Why feature stores exist as a separate thing¶
Models don't ship one feature at a time. A ranker typically wants dozens of features per candidate × hundreds of candidates per query — thousands of lookups. Having every ML team build their own ingestion, store, and serving gets expensive and inconsistent fast. A shared feature store:
- Decouples feature engineering from model serving — ML engineers write transformations; serving infrastructure is abstracted away.
- Keeps training and serving on the same feature values — the canonical failure mode without a feature store is training/serving skew (a feature computed one way at training time and a slightly different way at serving time). Shared definitions + offline/online stores that share a lineage fix this; adjacent to concepts/training-serving-boundary but not the same axis — this is feature-data consistency, not compute- fleet unification.
- Amortizes ingestion across many models — one pipeline feeds the features; N models consume.
Landscape¶
Named in the Dropbox post as evaluated options:
- Feast — open-source.
- Hopsworks — open-source with managed offering.
- Featureform — open-source.
- Feathr — open-source (LinkedIn origin).
- Databricks Feature Store — platform-native.
- Tecton — commercial.
Dropbox chose Feast for its clean definitions/infra separation and adapter ecosystem, then layered their own serving tier (Go + Dynovault) behind it — a common pattern for large orgs whose on-prem or bespoke infrastructure doesn't match any vendor's shape. (Source: sources/2025-12-18-dropbox-feature-store-powering-real-time-ai-dash)
Load-bearing design axes¶
When evaluating or building a feature store, the knobs that dominate:
- Latency budget — sub-100ms is typical for ranking; sub-10ms is aggressive but occasionally needed for search autocomplete.
- Fan-out shape — per-query how many feature lookups? Per-user? Per-candidate? Amplifies all other axes.
- Freshness requirement — some features can be days stale (content embeddings); some must be seconds-fresh (recent-interaction signals).
- Ingestion shape — does data arrive in bulk (batch), as a stream (CDC, event), or directly written by another model (precomputed scores)? See patterns/hybrid-batch-streaming-ingestion.
- Training/serving consistency — same feature values available in both paths, same semantics.
Related¶
- systems/dash-feature-store — the Dropbox realization.
- systems/feast — open-source reference implementation.
- systems/dynovault — one online-store choice (DynamoDB- compatible).
- concepts/feature-freshness — one dimension of the evaluation.
- concepts/training-serving-boundary — adjacent ML-infra concept; feature-store concerns overlap but differ.
- concepts/compute-storage-separation — architectural precursor: same discipline applied to analytics.
Seen in¶
- sources/2025-12-18-dropbox-feature-store-powering-real-time-ai-dash — canonical in-wiki introduction; Dropbox's Dash feature-store stack as the worked example, including landscape citation and in-house hybrid-build rationale.

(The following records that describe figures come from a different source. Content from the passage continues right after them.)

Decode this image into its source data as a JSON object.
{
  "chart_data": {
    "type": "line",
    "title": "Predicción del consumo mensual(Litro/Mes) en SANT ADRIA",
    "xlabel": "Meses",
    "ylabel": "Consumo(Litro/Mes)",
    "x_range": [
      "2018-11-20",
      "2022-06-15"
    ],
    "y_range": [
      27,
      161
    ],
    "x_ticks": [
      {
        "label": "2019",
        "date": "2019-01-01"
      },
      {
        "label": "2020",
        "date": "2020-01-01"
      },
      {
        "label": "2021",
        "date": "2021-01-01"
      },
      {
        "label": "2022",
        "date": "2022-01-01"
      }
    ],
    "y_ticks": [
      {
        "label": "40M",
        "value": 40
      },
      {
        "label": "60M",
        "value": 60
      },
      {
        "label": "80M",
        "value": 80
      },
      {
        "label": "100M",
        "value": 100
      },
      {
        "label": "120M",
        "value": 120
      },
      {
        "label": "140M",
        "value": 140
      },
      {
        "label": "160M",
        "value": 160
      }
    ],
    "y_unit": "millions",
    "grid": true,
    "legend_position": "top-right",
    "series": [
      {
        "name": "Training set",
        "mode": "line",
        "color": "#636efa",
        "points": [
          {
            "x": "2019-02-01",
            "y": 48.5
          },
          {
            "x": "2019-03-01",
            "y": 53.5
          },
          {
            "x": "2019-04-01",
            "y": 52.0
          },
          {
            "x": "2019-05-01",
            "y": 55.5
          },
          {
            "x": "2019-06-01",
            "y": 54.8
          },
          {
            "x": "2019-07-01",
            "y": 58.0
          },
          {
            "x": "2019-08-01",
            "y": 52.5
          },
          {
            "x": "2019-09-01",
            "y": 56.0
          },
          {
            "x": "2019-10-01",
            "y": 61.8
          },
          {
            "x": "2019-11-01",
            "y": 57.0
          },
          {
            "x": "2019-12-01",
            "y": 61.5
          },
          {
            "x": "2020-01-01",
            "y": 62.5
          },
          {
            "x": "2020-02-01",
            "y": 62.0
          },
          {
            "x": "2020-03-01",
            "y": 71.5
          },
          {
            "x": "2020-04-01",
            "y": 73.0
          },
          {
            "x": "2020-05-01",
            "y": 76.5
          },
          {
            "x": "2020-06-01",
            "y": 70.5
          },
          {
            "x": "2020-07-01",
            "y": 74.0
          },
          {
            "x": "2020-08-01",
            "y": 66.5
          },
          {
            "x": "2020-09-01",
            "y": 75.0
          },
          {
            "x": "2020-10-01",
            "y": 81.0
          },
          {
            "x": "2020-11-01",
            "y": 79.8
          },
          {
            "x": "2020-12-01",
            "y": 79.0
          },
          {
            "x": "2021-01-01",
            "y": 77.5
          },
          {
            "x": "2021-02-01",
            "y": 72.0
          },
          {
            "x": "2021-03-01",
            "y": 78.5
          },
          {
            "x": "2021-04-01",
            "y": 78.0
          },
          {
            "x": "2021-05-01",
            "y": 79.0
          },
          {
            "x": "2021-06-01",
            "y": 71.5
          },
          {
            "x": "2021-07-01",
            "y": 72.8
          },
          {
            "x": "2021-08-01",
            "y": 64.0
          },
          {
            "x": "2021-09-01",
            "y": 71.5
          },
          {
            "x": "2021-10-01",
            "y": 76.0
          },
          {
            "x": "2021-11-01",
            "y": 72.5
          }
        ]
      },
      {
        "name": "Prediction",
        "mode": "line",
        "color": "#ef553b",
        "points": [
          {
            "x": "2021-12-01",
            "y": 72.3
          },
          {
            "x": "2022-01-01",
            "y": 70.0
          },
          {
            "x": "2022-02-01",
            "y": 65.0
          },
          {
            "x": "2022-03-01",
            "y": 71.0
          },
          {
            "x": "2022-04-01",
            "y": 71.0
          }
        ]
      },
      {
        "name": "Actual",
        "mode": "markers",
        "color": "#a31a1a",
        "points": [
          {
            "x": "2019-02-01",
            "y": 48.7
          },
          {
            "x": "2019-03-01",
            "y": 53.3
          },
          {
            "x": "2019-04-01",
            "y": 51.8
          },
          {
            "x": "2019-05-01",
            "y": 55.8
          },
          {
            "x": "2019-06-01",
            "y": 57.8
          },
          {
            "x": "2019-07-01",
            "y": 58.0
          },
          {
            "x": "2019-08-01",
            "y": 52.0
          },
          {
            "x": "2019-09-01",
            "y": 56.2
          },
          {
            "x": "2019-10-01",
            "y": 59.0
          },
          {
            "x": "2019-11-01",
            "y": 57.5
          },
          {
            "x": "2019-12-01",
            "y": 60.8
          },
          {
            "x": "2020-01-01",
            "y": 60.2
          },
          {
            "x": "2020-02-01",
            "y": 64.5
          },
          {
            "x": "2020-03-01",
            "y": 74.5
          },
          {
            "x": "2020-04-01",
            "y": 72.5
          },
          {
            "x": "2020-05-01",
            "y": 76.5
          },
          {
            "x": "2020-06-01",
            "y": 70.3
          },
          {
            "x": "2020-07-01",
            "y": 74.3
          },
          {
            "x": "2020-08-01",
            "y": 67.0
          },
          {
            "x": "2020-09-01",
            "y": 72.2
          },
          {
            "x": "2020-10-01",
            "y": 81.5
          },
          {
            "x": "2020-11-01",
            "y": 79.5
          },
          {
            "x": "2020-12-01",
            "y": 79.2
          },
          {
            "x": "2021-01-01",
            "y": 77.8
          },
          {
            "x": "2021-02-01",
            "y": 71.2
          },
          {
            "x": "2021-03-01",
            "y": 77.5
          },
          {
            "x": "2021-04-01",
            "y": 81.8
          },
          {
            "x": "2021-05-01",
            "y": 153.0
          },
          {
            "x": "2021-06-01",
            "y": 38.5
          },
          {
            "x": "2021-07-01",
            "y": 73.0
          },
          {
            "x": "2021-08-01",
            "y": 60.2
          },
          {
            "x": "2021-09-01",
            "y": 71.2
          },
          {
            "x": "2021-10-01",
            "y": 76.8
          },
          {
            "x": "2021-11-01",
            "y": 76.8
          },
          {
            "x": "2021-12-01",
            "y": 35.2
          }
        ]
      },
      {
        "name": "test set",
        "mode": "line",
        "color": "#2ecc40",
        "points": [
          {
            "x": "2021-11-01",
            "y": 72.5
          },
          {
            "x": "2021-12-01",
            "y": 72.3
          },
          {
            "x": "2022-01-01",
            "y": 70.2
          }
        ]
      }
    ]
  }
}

- sources/2026-01-06-expedia-powering-vector-embedding-capabilities — the feature-store online/offline duality transplanted to an embedding-platform context: online store = vector DB for interactive similarity search, offline store = historical dataset repository for analytics / experimentation / training / backup, with an explicit restore path from offline → online gated on creation date / time range / SQL. Expedia layers systems/feast on top not to register feature views but embedding collections — evidence that the feature-store design pattern (definitions registry + online/offline split + orchestrated ingestion) is a shape, not a schema, and carries over cleanly to vectors.